Além de Filipe Duarte e dos três jovens talentos, o elenco conta ainda com Rui Morrison, Ana Moreira, Beatriz Batarda e Gonçalo Waddington. “Sempre disse que este era um filme de atores e eles deram tudo. Podíamos ter toda a experimentação e evolução técnica, que se não conseguisse juntar-me com um grupo de atores com o tom certo para esta história, o resto de nada serviria”, nota. “Os atores são tudo e acho que este é um filme que vive completamente deles. Eles são a alma, o suor e o sangue do filme.”
Os elogios são recíprocos, repara Alba Baptista, apesar de já não se recordar propriamente de todos os pormenores da audição que marcou o realizador. “Não me recordo desse específico momento, mas lembro-me bem da liberdade que nos foi dada tanto na fase de audições como nas rodagens para improvisarmos e criarmos as nossas próprias cores para as personagens”, explica à NiT. “É, a meu ver, a abordagem mais saudável para encontrar verdade e conforto com a personagem.”
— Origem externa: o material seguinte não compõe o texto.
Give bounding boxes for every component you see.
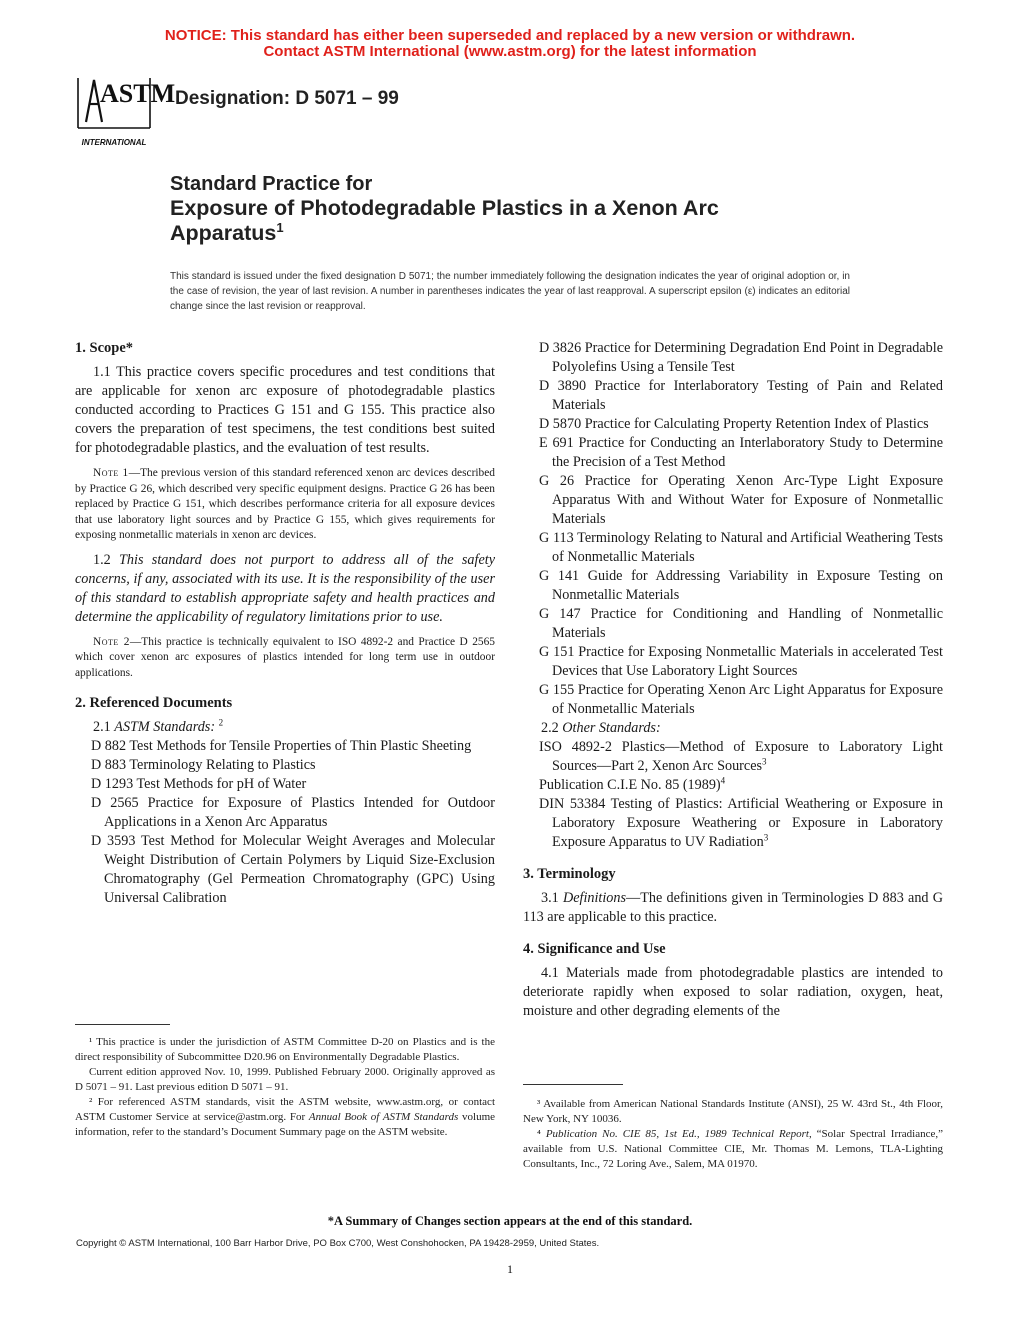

Sem desvendar muito dos segredos da história, a atriz de 25 anos e estrela da série da Netflix, “Warrior Nun”, explica que Maria, “se fosse um elemento, seria fogo”. “Tanto pode ser o refúgio, como a destruição.” Sobre o resultado final, Alba Baptista acredita “que a maioria dos espectadores levarão o filme para casa”. “É uma história que convida a reflexão.”
Entretanto, na cadeira do realizador, Galvão Teles assume-se cada vez mais confortável. “Sinto, absolutamente, que este é o caminho”, nota. “Digo sempre aos meus alunos que a marca de um realizador é terminar um filme e desejar ardentemente fazer o próximo.”
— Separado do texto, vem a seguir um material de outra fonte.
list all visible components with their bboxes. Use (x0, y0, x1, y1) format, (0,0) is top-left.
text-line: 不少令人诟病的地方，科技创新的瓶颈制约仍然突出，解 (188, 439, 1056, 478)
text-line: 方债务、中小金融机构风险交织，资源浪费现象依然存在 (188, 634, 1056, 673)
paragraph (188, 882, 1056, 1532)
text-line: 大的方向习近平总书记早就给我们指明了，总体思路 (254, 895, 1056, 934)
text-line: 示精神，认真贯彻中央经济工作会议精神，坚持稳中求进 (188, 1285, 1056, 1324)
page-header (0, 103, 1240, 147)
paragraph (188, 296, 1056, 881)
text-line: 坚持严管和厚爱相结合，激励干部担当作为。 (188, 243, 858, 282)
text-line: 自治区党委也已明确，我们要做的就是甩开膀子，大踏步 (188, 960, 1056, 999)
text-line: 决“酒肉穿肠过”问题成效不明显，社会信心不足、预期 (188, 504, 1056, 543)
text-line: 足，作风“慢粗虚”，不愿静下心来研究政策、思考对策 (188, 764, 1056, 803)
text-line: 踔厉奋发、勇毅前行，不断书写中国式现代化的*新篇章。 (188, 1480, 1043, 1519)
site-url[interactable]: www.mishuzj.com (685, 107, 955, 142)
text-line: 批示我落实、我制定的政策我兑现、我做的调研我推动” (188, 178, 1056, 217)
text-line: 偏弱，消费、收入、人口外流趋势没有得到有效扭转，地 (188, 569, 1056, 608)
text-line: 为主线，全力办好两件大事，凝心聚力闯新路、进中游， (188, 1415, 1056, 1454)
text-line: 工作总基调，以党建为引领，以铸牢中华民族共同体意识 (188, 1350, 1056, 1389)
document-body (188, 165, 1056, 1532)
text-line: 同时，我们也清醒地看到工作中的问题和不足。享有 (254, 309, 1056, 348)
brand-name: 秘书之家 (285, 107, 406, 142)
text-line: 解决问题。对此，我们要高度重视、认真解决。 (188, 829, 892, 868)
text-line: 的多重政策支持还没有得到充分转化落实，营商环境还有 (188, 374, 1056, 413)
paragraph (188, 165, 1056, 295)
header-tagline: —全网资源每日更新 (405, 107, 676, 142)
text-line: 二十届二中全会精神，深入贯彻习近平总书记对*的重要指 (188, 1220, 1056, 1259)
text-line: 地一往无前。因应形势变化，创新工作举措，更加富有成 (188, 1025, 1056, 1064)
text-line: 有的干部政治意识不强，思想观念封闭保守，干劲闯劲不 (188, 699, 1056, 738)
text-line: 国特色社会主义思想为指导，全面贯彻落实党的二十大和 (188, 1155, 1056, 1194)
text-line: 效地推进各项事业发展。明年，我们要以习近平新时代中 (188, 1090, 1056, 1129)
Não abdica, contudo, da carreira académica, apesar de já ter um desejo ardente por cumprir, como se impõe. “Acho que sou melhor realizador porque sou professor, e sou melhor professor porque sou realizador”, conclui. E talvez por isso, o próximo desejo passe mesmo por um cruzamento de interesses. “O que desejo ardentemente fazer agora? É um projeto com os meus alunos.”